Date: 1999/2000
Area: 8.000 sqm
Client: Sociedade Porto 2001 S.A.
Project Coordinators:
João Ferreira Nunes, Carlos Ribas
Project Collaborators:
Nuno Jacinto, Luís
Carvalho, Carla Silva, Nuno Mota
Architecture:
Camilo Cortesão e Mercês Vieira
Speciality:
Victor Abrantes
GEG - Paulo Pimenta
Rodrigues Gomes
The Cordoaria Garden is a manifesto. Like in so many other situations of the same time, the embodiment of profound social changes via the elegant appropriation of a space of profoundly popular characteristics in a desperate Europeanising effort of a way of living that is still autonomous and different. The chosen path is an author's design that corresponds to a very precise concept regarding the environment to be created and the different possible ways of living in it, substituting a square by a fair and other large social gathering spaces.
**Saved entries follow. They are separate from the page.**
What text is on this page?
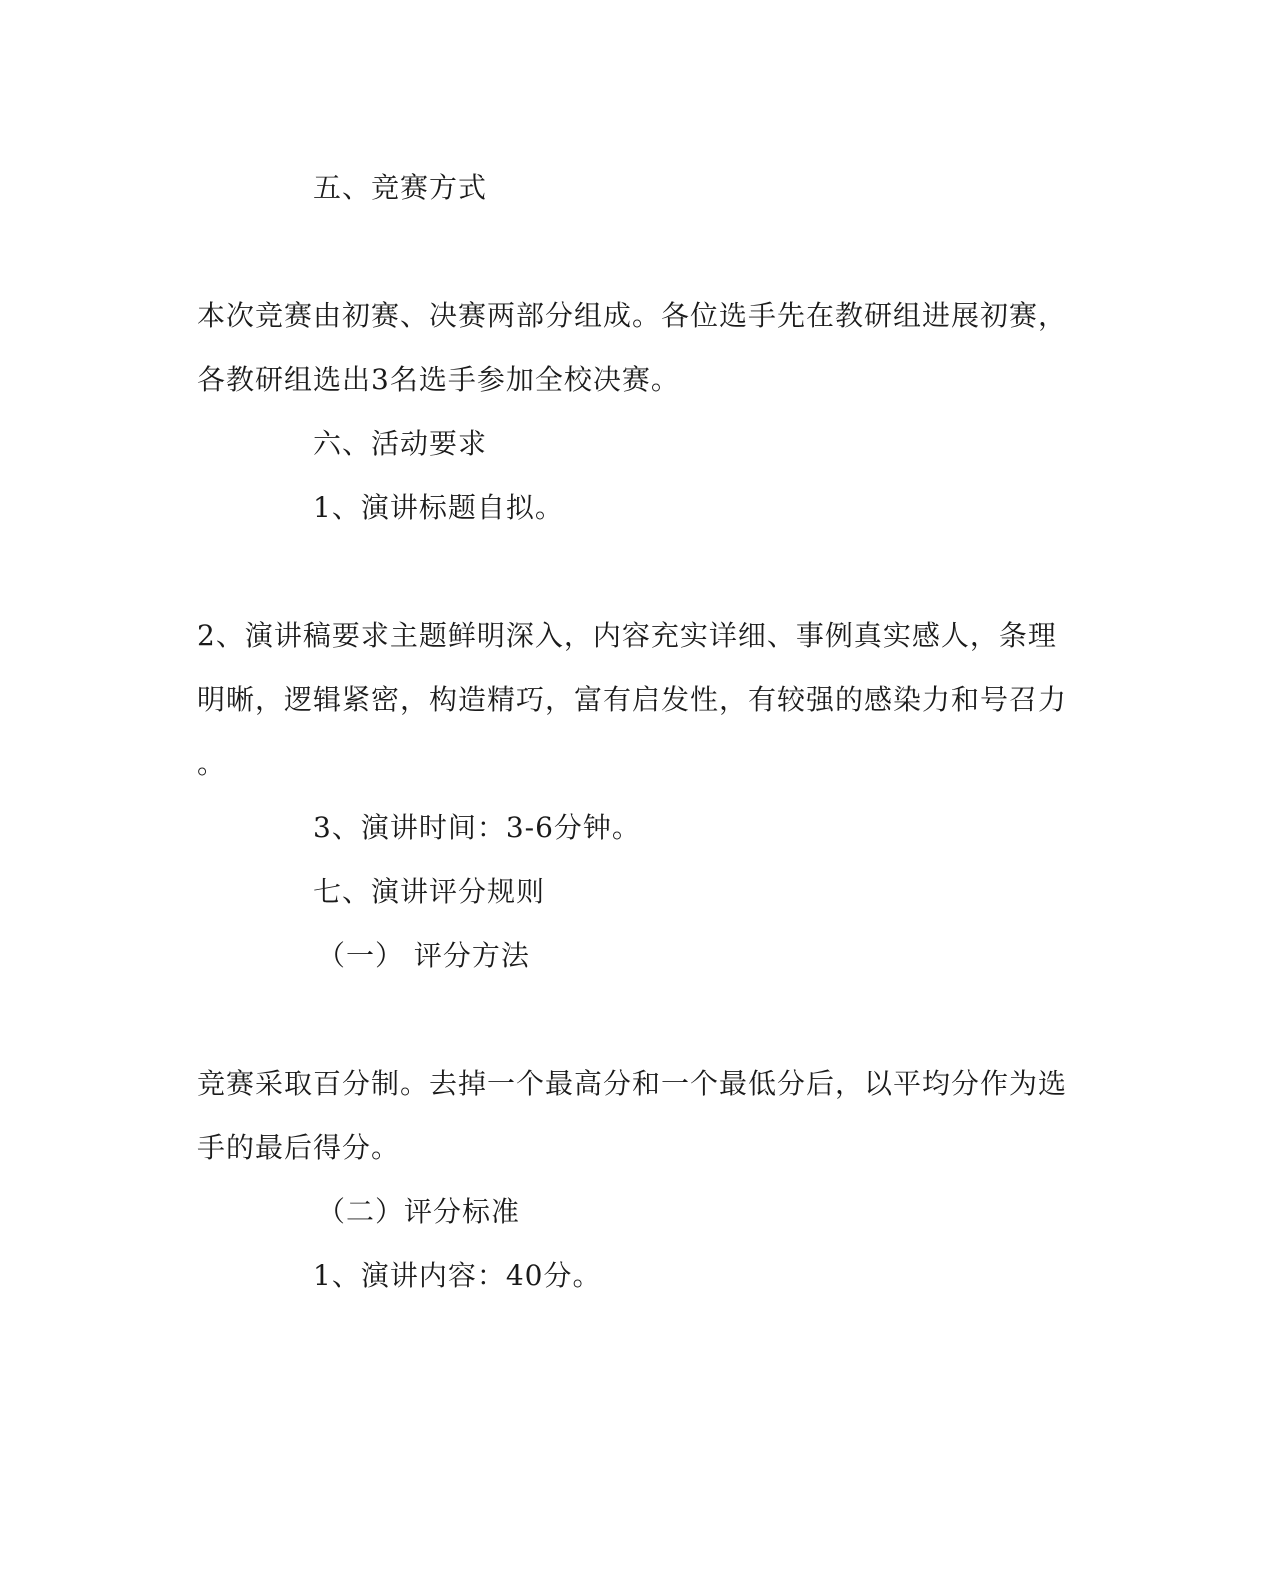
五、竞赛方式
本次竞赛由初赛、决赛两部分组成。各位选手先在教研组进展初赛，
各教研组选出3名选手参加全校决赛。
六、活动要求
1、演讲标题自拟。
2、演讲稿要求主题鲜明深入，内容充实详细、事例真实感人，条理
明晰，逻辑紧密，构造精巧，富有启发性，有较强的感染力和号召力
。
3、演讲时间：3-6分钟。
七、演讲评分规则
（一） 评分方法
竞赛采取百分制。去掉一个最高分和一个最低分后，以平均分作为选
手的最后得分。
（二）评分标准
1、演讲内容：40分。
The Garden was no longer a closed off space but it was limited by diffuse borders. This far-reaching change never went beyond the vegetation. The outline of the paths, the sitting and recreational areas, the position of the statues were nonsensical and misguided. This proposal aims to take on the abovementioned fluidity of frontiers including it in an area without obvious transitions between green and inert zones. The project is the re-design of the whole area from the Palace of Justice to the triangle of the Clérigos, of the Relação to the Guarda Republicana as a unique space: a square subject to the same, almost obsessive, rule; a homogenous space despite the differences in situations, where singular and autonomous entities like the Science Faculty, the old quarter and the plantain grove appear.
In the Garden area the repetitive pattern is made of specific materials. The line of the paths and the location of the sitting areas are now transgressing the geometric rule of the overall design, aligned with new flows and destinations. The paths are traced like voids that interrupt the continuity of successive strips. Organizing the area into a changeable fabric of a clear standard rule, the cellular consistency of the design identifies the whole space as one organism, making it recognizable as a living body, regardless of the locally apparent fabric.